I have been very lucky. I have a great family, great day job and most importantly to me, an amazing wife who was put through hell in the family courts because of her relationship with me, but who has channelled that experience positively for the benefit of other parents.

Tonight she is working upstairs on the case of two daughters who formed Children4Justice and their father. They are in court on Wednesday fighting to see a sister/daughter they haven’t seen in over 3 years. The actions of both sets of legal teams (the father recently discharged his team) have been an utter disgrace.

Some people seem to think they can exploit people like Jamie Tottman and his daughters Stacey and Abigail and get away with it.

I have news for them. You can’t. Because we won’t let you.

Some people think they can profit from family breakdown by offering false hope and peddling books that were written for financial gain as if they hadn’t made enough money from the system already.

You can’t. Because we won’t let you.

Some people think that the debate on family law reform should be sterilised of emotion and sanitised of anger. It can’t. The lawyers, barristers and judiciary need to hear YOUR pain. They need to feel your anger. The raw emotion of how it feels to have your flesh and blood taken away from you. The pain of loss, the living bereavement so many of us have experienced.

This is no business transaction. The words you hear are the sound of people’s lives being ripped apart.

Our language and rhetoric should at times be calm, rational and on occasion, diplomatic. As someone who manages some of the UK’s biggest brands, that is an essential skill. But at other times words should shock, provoke and inspire. Sometimes words can be used as bait.

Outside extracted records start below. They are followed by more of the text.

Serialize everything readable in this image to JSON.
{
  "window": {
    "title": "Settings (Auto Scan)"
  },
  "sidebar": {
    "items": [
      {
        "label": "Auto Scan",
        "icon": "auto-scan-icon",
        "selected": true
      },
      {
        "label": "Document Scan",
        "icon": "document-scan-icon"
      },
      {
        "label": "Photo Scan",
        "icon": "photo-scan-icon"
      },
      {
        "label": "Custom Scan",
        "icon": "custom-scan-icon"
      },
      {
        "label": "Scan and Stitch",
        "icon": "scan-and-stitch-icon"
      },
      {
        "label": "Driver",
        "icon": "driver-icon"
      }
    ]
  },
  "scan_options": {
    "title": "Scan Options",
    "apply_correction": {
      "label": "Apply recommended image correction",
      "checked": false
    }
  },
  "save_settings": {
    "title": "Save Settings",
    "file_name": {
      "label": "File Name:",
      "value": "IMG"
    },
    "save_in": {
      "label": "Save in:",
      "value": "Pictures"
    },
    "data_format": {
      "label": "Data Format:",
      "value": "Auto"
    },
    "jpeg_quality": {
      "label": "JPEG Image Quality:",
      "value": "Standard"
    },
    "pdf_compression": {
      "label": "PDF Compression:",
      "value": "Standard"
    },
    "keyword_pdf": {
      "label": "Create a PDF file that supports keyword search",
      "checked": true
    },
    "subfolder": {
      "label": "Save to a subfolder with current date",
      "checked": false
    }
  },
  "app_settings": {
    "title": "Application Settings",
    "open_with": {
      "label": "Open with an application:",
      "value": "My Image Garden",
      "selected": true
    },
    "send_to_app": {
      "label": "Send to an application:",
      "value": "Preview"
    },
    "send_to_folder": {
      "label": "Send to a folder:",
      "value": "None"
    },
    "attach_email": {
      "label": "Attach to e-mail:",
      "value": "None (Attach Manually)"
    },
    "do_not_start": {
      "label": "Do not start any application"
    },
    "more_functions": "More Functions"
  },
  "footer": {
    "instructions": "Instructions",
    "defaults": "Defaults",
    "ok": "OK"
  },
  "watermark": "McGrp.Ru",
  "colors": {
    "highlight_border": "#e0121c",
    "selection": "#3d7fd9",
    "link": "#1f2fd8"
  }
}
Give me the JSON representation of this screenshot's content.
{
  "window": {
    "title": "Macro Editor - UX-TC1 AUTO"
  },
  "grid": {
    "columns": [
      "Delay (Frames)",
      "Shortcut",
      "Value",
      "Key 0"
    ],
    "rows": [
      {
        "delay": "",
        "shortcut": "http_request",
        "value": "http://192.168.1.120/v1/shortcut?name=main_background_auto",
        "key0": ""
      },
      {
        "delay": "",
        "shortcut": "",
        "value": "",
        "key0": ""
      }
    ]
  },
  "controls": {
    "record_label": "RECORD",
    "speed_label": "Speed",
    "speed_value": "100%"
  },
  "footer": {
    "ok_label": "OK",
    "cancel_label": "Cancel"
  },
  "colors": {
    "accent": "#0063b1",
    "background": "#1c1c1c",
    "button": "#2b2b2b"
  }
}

I am pleased that the motives of Lucy Reed were flushed out into the open this week. I understand F4J is seeking to find out whether the views on her blog represent those of St John’s Chambers, but her contempt of the very people she professed such concern for (and is trying to sell her book to) should be contrasted to that of the work of two women who have dedicated their lives to children and families.

I don’t know Karen Woodall, but I believe her intelligent and informed viewpoint is increasingly becoming one of the most essential voices in the debate on family law reform. She is a godsend to the equal parenting movement.

Secondly, Nadine O’Connor, Campaign Director for F4J (who has herself been on the receiving end of Reed’s barbed comments), is proving to be an articulate and powerful advocate for equal parenting. Having been mentored by Dr Michael Pelling, she is now one of this country’s most formidable McKenzie friends and works tirelessly whether it’s in the media, in the courts or arranging the meeting between Children4Justice and Cafcass CEO Anthony Douglas in the coming weeks.

These two women demonstrate the gulf between those who are taking fathers for a ride on the family law gravy train, and those who are voluntary campaigners motivated by justice, not profit.

Today, I’d like to express my thanks to them both for the gift they share with all of us. The gift of compassion.